Place spices and garlic in the bottom of the jar.
Pack the cucumbers tight with with some dill on bottom and top.
Fill the jar with brine, keep your extra brine in the refrigerator to add to the jar as needed.
This is a fermentation process therefore gases will be produced. One might then correctly deduce that sealing tightly is a no-no to avoid making a pickle bomb. Cover with 3 layers of cheesecloth or a lid with valve. Some simply poke holes into a standard lid.
Leave on counter out of direct sunlight for a period of 1-3 days. This will allow the fermentation process to begin. The jar then goes into the fridge which will slow but not stop the fermentation process.
- The timelines seem to be personal preference, how long you wish to wait, and how long you want them to keep. More upfront fermentation will result in less wait time but less keep time before they go mushy.
- Upfront countertop fermentation appears to create half-sours after 3 days.
- 1 day of fermentation will create “new pickles”. An additional 7-10 days in the fridge seem to be required for half sour.
- My own personal testing has led me to prefer 1 day on the counter then put into the fridge, and eat after 7-10 days.

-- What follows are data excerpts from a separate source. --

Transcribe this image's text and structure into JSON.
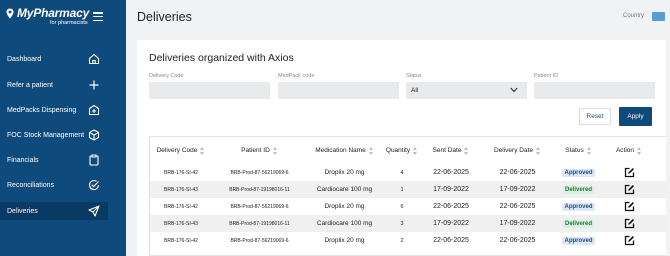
{
  "app": {
    "logo_main": "MyPharmacy",
    "logo_sub": "for pharmacists"
  },
  "sidebar": {
    "items": [
      {
        "label": "Dashboard",
        "icon": "home-icon",
        "active": false
      },
      {
        "label": "Refer a patient",
        "icon": "plus-icon",
        "active": false
      },
      {
        "label": "MedPacks Dispensing",
        "icon": "box-plus-icon",
        "active": false
      },
      {
        "label": "FOC Stock Management",
        "icon": "cube-icon",
        "active": false
      },
      {
        "label": "Financials",
        "icon": "clipboard-icon",
        "active": false
      },
      {
        "label": "Reconciliations",
        "icon": "check-circle-icon",
        "active": false
      },
      {
        "label": "Deliveries",
        "icon": "send-icon",
        "active": true
      }
    ]
  },
  "header": {
    "title": "Deliveries",
    "country_label": "Country"
  },
  "card": {
    "title": "Deliveries organized with Axios"
  },
  "filters": {
    "delivery_code": {
      "label": "Delivery Code",
      "value": ""
    },
    "medpack_code": {
      "label": "MedPack code",
      "value": ""
    },
    "status": {
      "label": "Status",
      "value": "All"
    },
    "patient_id": {
      "label": "Patient ID",
      "value": ""
    },
    "reset_label": "Reset",
    "apply_label": "Apply"
  },
  "table": {
    "columns": [
      "Delivery Code",
      "Patient ID",
      "Medication Name",
      "Quantity",
      "Sent Date",
      "Delivery Date",
      "Status",
      "Action"
    ],
    "rows": [
      {
        "delivery_code": "BRB-176-SI-42",
        "patient_id": "BRB-Prod-87-56219069-6",
        "medication": "Droplix 20 mg",
        "quantity": "4",
        "sent_date": "22-06-2025",
        "delivery_date": "22-06-2025",
        "status": "Approved"
      },
      {
        "delivery_code": "BRB-176-SI-43",
        "patient_id": "BRB-Prod-87-19198016-11",
        "medication": "Cardiocare 100 mg",
        "quantity": "1",
        "sent_date": "17-09-2022",
        "delivery_date": "17-09-2022",
        "status": "Delivered"
      },
      {
        "delivery_code": "BRB-176-SI-42",
        "patient_id": "BRB-Prod-87-56219069-6",
        "medication": "Droplix 20 mg",
        "quantity": "6",
        "sent_date": "22-06-2025",
        "delivery_date": "22-06-2025",
        "status": "Approved"
      },
      {
        "delivery_code": "BRB-176-SI-43",
        "patient_id": "BRB-Prod-87-19198016-11",
        "medication": "Cardiocare 100 mg",
        "quantity": "3",
        "sent_date": "17-09-2022",
        "delivery_date": "17-09-2022",
        "status": "Delivered"
      },
      {
        "delivery_code": "BRB-176-SI-42",
        "patient_id": "BRB-Prod-87-56219069-6",
        "medication": "Droplix 20 mg",
        "quantity": "2",
        "sent_date": "22-06-2025",
        "delivery_date": "22-06-2025",
        "status": "Approved"
      }
    ]
  },
  "colors": {
    "sidebar": "#0f4a7c",
    "sidebar_active": "#0a3a63",
    "apply_button": "#0f4a7c",
    "approved_bg": "#dde7f7",
    "approved_text": "#1d4f83",
    "delivered_bg": "#d9f2df",
    "delivered_text": "#1e7a3a"
  }
}
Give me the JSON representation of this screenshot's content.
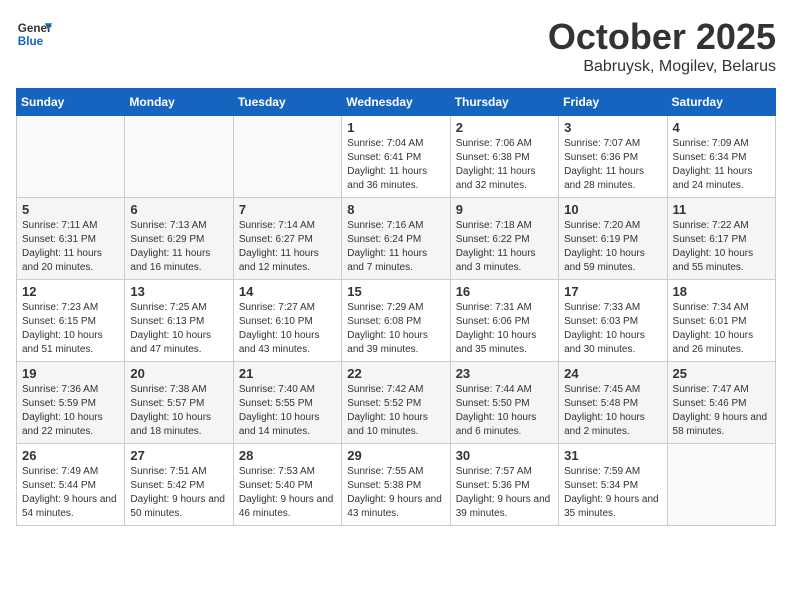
{
  "header": {
    "logo_line1": "General",
    "logo_line2": "Blue",
    "month": "October 2025",
    "location": "Babruysk, Mogilev, Belarus"
  },
  "days_of_week": [
    "Sunday",
    "Monday",
    "Tuesday",
    "Wednesday",
    "Thursday",
    "Friday",
    "Saturday"
  ],
  "weeks": [
    [
      {
        "day": "",
        "info": ""
      },
      {
        "day": "",
        "info": ""
      },
      {
        "day": "",
        "info": ""
      },
      {
        "day": "1",
        "info": "Sunrise: 7:04 AM\nSunset: 6:41 PM\nDaylight: 11 hours and 36 minutes."
      },
      {
        "day": "2",
        "info": "Sunrise: 7:06 AM\nSunset: 6:38 PM\nDaylight: 11 hours and 32 minutes."
      },
      {
        "day": "3",
        "info": "Sunrise: 7:07 AM\nSunset: 6:36 PM\nDaylight: 11 hours and 28 minutes."
      },
      {
        "day": "4",
        "info": "Sunrise: 7:09 AM\nSunset: 6:34 PM\nDaylight: 11 hours and 24 minutes."
      }
    ],
    [
      {
        "day": "5",
        "info": "Sunrise: 7:11 AM\nSunset: 6:31 PM\nDaylight: 11 hours and 20 minutes."
      },
      {
        "day": "6",
        "info": "Sunrise: 7:13 AM\nSunset: 6:29 PM\nDaylight: 11 hours and 16 minutes."
      },
      {
        "day": "7",
        "info": "Sunrise: 7:14 AM\nSunset: 6:27 PM\nDaylight: 11 hours and 12 minutes."
      },
      {
        "day": "8",
        "info": "Sunrise: 7:16 AM\nSunset: 6:24 PM\nDaylight: 11 hours and 7 minutes."
      },
      {
        "day": "9",
        "info": "Sunrise: 7:18 AM\nSunset: 6:22 PM\nDaylight: 11 hours and 3 minutes."
      },
      {
        "day": "10",
        "info": "Sunrise: 7:20 AM\nSunset: 6:19 PM\nDaylight: 10 hours and 59 minutes."
      },
      {
        "day": "11",
        "info": "Sunrise: 7:22 AM\nSunset: 6:17 PM\nDaylight: 10 hours and 55 minutes."
      }
    ],
    [
      {
        "day": "12",
        "info": "Sunrise: 7:23 AM\nSunset: 6:15 PM\nDaylight: 10 hours and 51 minutes."
      },
      {
        "day": "13",
        "info": "Sunrise: 7:25 AM\nSunset: 6:13 PM\nDaylight: 10 hours and 47 minutes."
      },
      {
        "day": "14",
        "info": "Sunrise: 7:27 AM\nSunset: 6:10 PM\nDaylight: 10 hours and 43 minutes."
      },
      {
        "day": "15",
        "info": "Sunrise: 7:29 AM\nSunset: 6:08 PM\nDaylight: 10 hours and 39 minutes."
      },
      {
        "day": "16",
        "info": "Sunrise: 7:31 AM\nSunset: 6:06 PM\nDaylight: 10 hours and 35 minutes."
      },
      {
        "day": "17",
        "info": "Sunrise: 7:33 AM\nSunset: 6:03 PM\nDaylight: 10 hours and 30 minutes."
      },
      {
        "day": "18",
        "info": "Sunrise: 7:34 AM\nSunset: 6:01 PM\nDaylight: 10 hours and 26 minutes."
      }
    ],
    [
      {
        "day": "19",
        "info": "Sunrise: 7:36 AM\nSunset: 5:59 PM\nDaylight: 10 hours and 22 minutes."
      },
      {
        "day": "20",
        "info": "Sunrise: 7:38 AM\nSunset: 5:57 PM\nDaylight: 10 hours and 18 minutes."
      },
      {
        "day": "21",
        "info": "Sunrise: 7:40 AM\nSunset: 5:55 PM\nDaylight: 10 hours and 14 minutes."
      },
      {
        "day": "22",
        "info": "Sunrise: 7:42 AM\nSunset: 5:52 PM\nDaylight: 10 hours and 10 minutes."
      },
      {
        "day": "23",
        "info": "Sunrise: 7:44 AM\nSunset: 5:50 PM\nDaylight: 10 hours and 6 minutes."
      },
      {
        "day": "24",
        "info": "Sunrise: 7:45 AM\nSunset: 5:48 PM\nDaylight: 10 hours and 2 minutes."
      },
      {
        "day": "25",
        "info": "Sunrise: 7:47 AM\nSunset: 5:46 PM\nDaylight: 9 hours and 58 minutes."
      }
    ],
    [
      {
        "day": "26",
        "info": "Sunrise: 7:49 AM\nSunset: 5:44 PM\nDaylight: 9 hours and 54 minutes."
      },
      {
        "day": "27",
        "info": "Sunrise: 7:51 AM\nSunset: 5:42 PM\nDaylight: 9 hours and 50 minutes."
      },
      {
        "day": "28",
        "info": "Sunrise: 7:53 AM\nSunset: 5:40 PM\nDaylight: 9 hours and 46 minutes."
      },
      {
        "day": "29",
        "info": "Sunrise: 7:55 AM\nSunset: 5:38 PM\nDaylight: 9 hours and 43 minutes."
      },
      {
        "day": "30",
        "info": "Sunrise: 7:57 AM\nSunset: 5:36 PM\nDaylight: 9 hours and 39 minutes."
      },
      {
        "day": "31",
        "info": "Sunrise: 7:59 AM\nSunset: 5:34 PM\nDaylight: 9 hours and 35 minutes."
      },
      {
        "day": "",
        "info": ""
      }
    ]
  ]
}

The pickles seem to get a more uniform flavor that way.
As fermentation continues make sure to remove any scum that may develop on the surface of the water. Additionally, if the brine turns cloudy this can indicate contamination. You should replace with fresh brine or discard that batch if this happens.
These pickles are full of flavor and crunch! They are the perfect addition to any sandwich or meal!